It’s common for elderly patients to be on multiple medications, but many people don’t realize the dangers associated with this practice. As pharmacists well know, some medications can be dangerous when they interact with others, or when combined with common over the counter (OTC) medications or supplements.
The frequency of interactions increases when patients fail to disclose which vitamins or supplements they use to their physicians or when admitted to hospitals. As hospitals look for ways to reduce readmissions, they need complete visibility into all medications/supplements the patient is taking.
Frequency of Polypharmacy
According to Harvard researchers, 39% of individuals over age 65 are taking five or more medications concurrently, making drug interaction an important issue for any provider involved in the care of this patient population. However, many patients aren’t just taking prescription drugs, but vitamins or supplements as well.
The New York Times cited an article from JAMA Internal Medicine that provides a more complete picture of the full medication profile of older patients. This article is based on a study that found that more than one-third of patients between the ages of 62 and 85 were taking at least five prescription medications, and nearly 40% were taking OTC drugs. While not all instances of combining OTC drugs with prescriptions are dangerous, in 2010 it was found that 15% of patients were at risk for an adverse drug reaction from mixing these medications.

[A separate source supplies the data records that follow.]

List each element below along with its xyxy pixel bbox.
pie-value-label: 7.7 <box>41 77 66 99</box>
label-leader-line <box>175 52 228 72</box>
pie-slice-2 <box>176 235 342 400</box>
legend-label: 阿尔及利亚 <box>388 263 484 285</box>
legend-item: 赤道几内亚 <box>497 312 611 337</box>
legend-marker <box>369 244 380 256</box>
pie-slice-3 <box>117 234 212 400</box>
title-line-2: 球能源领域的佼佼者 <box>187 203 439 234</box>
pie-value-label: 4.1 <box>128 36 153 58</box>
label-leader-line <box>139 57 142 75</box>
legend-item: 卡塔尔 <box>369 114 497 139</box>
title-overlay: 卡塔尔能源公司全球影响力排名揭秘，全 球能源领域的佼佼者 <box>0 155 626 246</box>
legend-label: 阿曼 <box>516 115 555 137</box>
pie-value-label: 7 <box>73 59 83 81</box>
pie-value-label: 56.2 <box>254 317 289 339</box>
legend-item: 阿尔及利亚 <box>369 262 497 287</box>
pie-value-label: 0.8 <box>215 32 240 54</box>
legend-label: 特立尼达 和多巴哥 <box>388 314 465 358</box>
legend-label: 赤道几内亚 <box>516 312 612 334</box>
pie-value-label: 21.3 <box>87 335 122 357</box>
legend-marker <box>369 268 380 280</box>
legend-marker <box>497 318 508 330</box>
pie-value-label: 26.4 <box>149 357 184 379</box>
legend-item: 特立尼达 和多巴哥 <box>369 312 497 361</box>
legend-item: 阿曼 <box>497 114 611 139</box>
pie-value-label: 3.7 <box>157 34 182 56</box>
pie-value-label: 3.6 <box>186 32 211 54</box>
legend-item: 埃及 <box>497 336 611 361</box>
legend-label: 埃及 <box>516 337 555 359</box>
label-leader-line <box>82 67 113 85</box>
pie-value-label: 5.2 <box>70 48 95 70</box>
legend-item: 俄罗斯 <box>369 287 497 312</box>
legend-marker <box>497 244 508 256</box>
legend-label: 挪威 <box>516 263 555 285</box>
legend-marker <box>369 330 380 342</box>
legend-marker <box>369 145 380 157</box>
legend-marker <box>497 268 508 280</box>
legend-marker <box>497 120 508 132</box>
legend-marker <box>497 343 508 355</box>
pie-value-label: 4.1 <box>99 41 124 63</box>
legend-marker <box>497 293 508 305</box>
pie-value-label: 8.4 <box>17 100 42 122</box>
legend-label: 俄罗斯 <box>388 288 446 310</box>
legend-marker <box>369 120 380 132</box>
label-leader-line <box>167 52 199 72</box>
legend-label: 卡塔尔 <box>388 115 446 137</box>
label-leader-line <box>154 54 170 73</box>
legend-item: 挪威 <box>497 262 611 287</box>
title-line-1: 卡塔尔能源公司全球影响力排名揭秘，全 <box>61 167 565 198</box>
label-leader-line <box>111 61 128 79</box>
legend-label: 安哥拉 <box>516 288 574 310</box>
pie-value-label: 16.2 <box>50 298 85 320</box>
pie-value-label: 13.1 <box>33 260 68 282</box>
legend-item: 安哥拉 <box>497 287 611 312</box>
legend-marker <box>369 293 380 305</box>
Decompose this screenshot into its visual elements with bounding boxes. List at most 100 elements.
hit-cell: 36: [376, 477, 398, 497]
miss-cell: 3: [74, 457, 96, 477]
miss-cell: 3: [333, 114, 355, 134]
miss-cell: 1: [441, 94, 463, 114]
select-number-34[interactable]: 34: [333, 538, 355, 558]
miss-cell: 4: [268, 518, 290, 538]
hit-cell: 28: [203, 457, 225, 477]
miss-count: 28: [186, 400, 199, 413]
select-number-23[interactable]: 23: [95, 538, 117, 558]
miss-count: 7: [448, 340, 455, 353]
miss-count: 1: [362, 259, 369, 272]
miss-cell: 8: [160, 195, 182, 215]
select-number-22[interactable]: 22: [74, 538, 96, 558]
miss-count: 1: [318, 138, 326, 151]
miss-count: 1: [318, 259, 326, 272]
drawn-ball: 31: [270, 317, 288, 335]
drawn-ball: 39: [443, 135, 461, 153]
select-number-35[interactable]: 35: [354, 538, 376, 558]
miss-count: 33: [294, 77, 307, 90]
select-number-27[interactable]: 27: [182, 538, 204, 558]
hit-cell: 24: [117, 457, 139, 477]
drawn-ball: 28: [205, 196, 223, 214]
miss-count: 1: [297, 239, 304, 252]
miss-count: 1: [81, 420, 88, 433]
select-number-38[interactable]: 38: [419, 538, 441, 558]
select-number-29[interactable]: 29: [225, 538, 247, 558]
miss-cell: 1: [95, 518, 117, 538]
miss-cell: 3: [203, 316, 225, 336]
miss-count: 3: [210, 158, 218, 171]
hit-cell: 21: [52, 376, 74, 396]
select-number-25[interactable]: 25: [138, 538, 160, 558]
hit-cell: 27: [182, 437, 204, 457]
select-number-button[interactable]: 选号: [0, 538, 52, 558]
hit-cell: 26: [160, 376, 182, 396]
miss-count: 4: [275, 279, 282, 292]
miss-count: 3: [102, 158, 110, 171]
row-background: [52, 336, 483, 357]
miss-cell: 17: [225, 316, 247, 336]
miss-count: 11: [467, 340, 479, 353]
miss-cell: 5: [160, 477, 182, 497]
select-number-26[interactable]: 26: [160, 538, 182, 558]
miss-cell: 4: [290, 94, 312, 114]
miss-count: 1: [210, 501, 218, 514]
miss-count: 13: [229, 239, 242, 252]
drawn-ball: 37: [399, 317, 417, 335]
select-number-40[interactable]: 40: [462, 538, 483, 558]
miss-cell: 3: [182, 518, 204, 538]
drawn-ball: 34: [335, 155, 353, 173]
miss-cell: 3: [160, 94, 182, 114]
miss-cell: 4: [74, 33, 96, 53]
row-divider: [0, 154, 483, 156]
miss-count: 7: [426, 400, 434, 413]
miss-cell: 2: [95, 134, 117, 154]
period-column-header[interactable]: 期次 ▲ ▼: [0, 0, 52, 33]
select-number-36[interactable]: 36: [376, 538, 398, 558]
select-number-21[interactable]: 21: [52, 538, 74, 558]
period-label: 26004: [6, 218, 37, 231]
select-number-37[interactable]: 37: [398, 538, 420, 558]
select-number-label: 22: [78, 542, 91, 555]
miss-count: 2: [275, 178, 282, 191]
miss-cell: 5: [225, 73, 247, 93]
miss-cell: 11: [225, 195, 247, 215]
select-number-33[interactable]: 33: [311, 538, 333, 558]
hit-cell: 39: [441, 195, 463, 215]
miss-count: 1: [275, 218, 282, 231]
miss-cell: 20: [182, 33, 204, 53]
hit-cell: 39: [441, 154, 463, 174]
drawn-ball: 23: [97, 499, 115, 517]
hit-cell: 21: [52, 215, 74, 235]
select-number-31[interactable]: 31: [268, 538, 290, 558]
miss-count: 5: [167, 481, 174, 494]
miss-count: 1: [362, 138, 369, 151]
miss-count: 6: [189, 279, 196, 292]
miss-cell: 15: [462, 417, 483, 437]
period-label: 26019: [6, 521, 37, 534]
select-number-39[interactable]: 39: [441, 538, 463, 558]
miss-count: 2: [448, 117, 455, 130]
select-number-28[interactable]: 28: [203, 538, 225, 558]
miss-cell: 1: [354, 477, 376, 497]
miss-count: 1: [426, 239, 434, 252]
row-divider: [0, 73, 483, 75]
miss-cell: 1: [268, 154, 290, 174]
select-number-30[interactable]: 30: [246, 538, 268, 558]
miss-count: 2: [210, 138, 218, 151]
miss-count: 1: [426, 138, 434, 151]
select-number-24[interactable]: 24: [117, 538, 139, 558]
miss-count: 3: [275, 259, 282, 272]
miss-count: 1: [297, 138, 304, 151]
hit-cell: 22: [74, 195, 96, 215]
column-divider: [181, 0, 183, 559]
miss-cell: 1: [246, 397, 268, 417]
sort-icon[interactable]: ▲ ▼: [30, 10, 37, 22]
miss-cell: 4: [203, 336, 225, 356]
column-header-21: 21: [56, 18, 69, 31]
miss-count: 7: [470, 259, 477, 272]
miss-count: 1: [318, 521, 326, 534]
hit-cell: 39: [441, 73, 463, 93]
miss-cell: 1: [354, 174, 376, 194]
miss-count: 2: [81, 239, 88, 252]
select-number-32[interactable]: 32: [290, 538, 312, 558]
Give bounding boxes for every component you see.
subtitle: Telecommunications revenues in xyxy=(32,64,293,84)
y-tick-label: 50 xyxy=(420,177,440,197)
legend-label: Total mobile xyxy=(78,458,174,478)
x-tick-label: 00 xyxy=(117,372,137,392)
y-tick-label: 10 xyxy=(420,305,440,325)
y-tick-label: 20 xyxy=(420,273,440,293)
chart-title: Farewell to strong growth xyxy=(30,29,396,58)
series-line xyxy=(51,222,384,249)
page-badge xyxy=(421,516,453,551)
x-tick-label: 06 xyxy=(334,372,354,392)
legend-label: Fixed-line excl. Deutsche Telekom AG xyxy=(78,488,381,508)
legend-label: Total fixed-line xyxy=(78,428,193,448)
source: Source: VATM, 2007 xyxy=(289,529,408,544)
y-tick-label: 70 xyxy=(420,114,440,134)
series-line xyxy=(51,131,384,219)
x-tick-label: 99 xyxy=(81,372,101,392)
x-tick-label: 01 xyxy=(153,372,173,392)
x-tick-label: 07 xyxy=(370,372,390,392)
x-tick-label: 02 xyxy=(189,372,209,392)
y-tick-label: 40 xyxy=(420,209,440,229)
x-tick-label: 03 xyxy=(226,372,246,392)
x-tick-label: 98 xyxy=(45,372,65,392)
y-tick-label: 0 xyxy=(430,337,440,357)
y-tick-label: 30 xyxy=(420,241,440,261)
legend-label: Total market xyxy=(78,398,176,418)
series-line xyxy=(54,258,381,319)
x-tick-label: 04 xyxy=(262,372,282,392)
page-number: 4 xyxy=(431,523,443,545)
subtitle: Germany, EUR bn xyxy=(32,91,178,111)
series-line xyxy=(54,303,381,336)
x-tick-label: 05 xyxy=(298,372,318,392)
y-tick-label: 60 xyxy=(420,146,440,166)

Researchers in the study were surprised to find that interactions occurred both by taking OTC drugs with prescriptions and combining different types of OTC medications. Some of the most common interactions they identified were between the following medications:
- Aspirin and anti-clotting drug clopidogrel (Plavix) – together increase the risk of bleeding with long-term use;
- Aspirin and naproxen (Aleve) – both OTC medications that, when combined, can cause bleeding, ulceration,or perforation in the stomach lining;
- Blood pressure medication amlodipine (Norvasc) and statins – Norvasc heightens statins’ risk of causing muscle pain and weakness. This interaction was seen in almost 4% of study participants.
The Pharmacist’s Role
Beyond filling prescriptions, pharmacists and providers must pay attention to the interactions of medications. While physicians can easily examine the medications they are solely prescribing, a patient may be receiving prescriptions from many providers that they fill at one central pharmacy. Therefore, the pharmacist is in the best position to help avoid dangerous interactions that can be caused by polypharmacy—positioning them to play a key role in preventing adverse reactions.
Sitting down with patients and performing complete medication reconciliation or asking patients to bring in prescriptions or pills that they take at home can be a simple way for pharmacists to identify potentially dangerous interactions. The pharmacist can then speak to the patient’s physicians about any concerns.
Additionally, community pharmacists can work with hospitals to perform medication checks after patient discharge, and offer additional support in helping patients manage their medications. Since many readmissions are due to medication issues, ensuring medicines are taken properly and that all medications have been accounted for is essential. Read more about how pharmacists help in reducing readmissions on our blog.
As the population of patients managing at least one chronic disease continues to grow, pharmacists and physicians will be encountering complex medication regimens more frequently. Ensuring a collaborative practice model between providers at all levels of the health system can keep patients safe from dangerous interactions. Additionally, education about medications, proper dosing guidelines, and adherence best practices can help reduce the risks for patients managing their own medications.